Out of an initial pool of almost 200 applicants, 16 vendors were chosen to participate in the scheme, following a cook-off challenge that took place in July 2016. The first eleven trucks were launched on February 2, 2017, selling casual bites ranging from grilled squid to fruit smoothie bowls.
The launch of the first batch of trucks generated long queues and extensive media coverage. However, many commentators have also seized the opportunity to criticize the food truck scheme. Some complain that the government is over-managing the food trucks and driving up startup costs to exorbitant heights. Others see the scheme as a tourist gimmick, while drawing attention to the ironic fact that the government is simultaneously suppressing Hong Kong’s native street food culture.
The cost to set up a truck requires an investment of HK$1 million.

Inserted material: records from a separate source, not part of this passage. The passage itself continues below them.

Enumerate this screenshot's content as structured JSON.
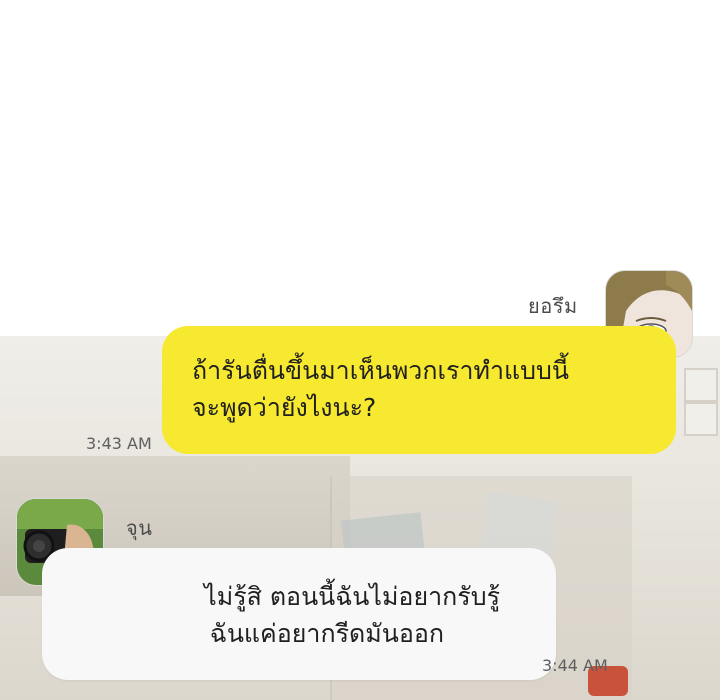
{
  "messages": [
    {
      "sender": "ยอรึม",
      "side": "right",
      "bubble_color": "#f7e92f",
      "lines": [
        "ถ้ารันตื่นขึ้นมาเห็นพวกเราทำแบบนี้",
        "จะพูดว่ายังไงนะ?"
      ],
      "time": "3:43 AM"
    },
    {
      "sender": "จุน",
      "side": "left",
      "bubble_color": "#f8f8f8",
      "lines": [
        "ไม่รู้สิ ตอนนี้ฉันไม่อยากรับรู้",
        "ฉันแค่อยากรีดมันออก"
      ],
      "time": "3:44 AM"
    }
  ]
}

That includes hefty fees for various government licenses, as well as the costs incurred by the government’s stringent requirements for the food trucks – including the need for a 120-liter water tank, a 180-liter waste water tank, at least six square meters of kitchen space, a backup power supply, and more. The regulations were so strict that the vendors could not import fully equipped trucks, but instead had to pay for the trucks to be specially outfitted at great cost.
Given such hefty startup costs, it’s uncertain if the trucks will be able to turn a profit. What’s more, the costs offer a competitive advantage to big chains while putting off young, independent cooks who may be unwilling to risk such a large investment.
Another consequence of the government regulations is lack of flexibility. Vendors must to stick to their original, approved menu, whether the customers like the food or not.
Some have criticized the food truck scheme for being blatantly geared toward tourists, rather than Hong Kong’s local populace. A government press release describes the scheme as “an important tourism project which adds fun and energy to the tourist locations in Hong Kong.” Consequently, the trucks are located in areas that get a lot of tourist traffic, including out-of-the-way attractions such as Hong Kong Disneyland, which is located in a remote part of Lantau Island.
In what some see as an ironic twist, Hong Kong’s native street food culture is in decline, thanks to government crackdowns on street hawkers. In February 2016, health officials clamped down on pop-up street carts selling native delicacies such as steamed fish balls, grilled squid, and rice rolls without a license. It led to clashes between activists and the Hong Kong police that were dubbed as the “Fishball Revolution.”
Hong Kong’s decades-old street food tradition is considered an invaluable part of Hong Kong culture. Since the early twentieth century, street hawkers have been selling delicacies like fish balls, stinky tofu, and egg waffles from carts and stalls. Streetside eateries known as dai pai dongs flourished in the 1950s, serving bowls of noodles, pork over rice, and dumplings at affordable prices. However, the government hasn’t issued a hawker license since 1973, and began buying back dai pai dong licenses in the 1980s. Nowadays, there are only 50 dai pai dongs left.
Hong Kong’s native street food culture sprung up as a grassroots response to local culinary appetites. In contrast, the government’s food truck initiative is a tightly regulated scheme targeted primarily at tourists. Stringent government oversight of the food trucks means that vendors won’t have the independence to experiment with their menus or truck locations according to local consumer habits.
Nevertheless, the food trucks proved popular during their first days of operation. At one truck, the Pineapple Canteen, hungry customers lining up for a sugary pineapple bun found themselves waiting in line for over an hour. The high demand caused Pineapple Canteen to set a daily quota on the number of pineapple buns produced, in order to reduce the strain placed on the staff. Ultimately, only time will tell if the food trucks are here to stay.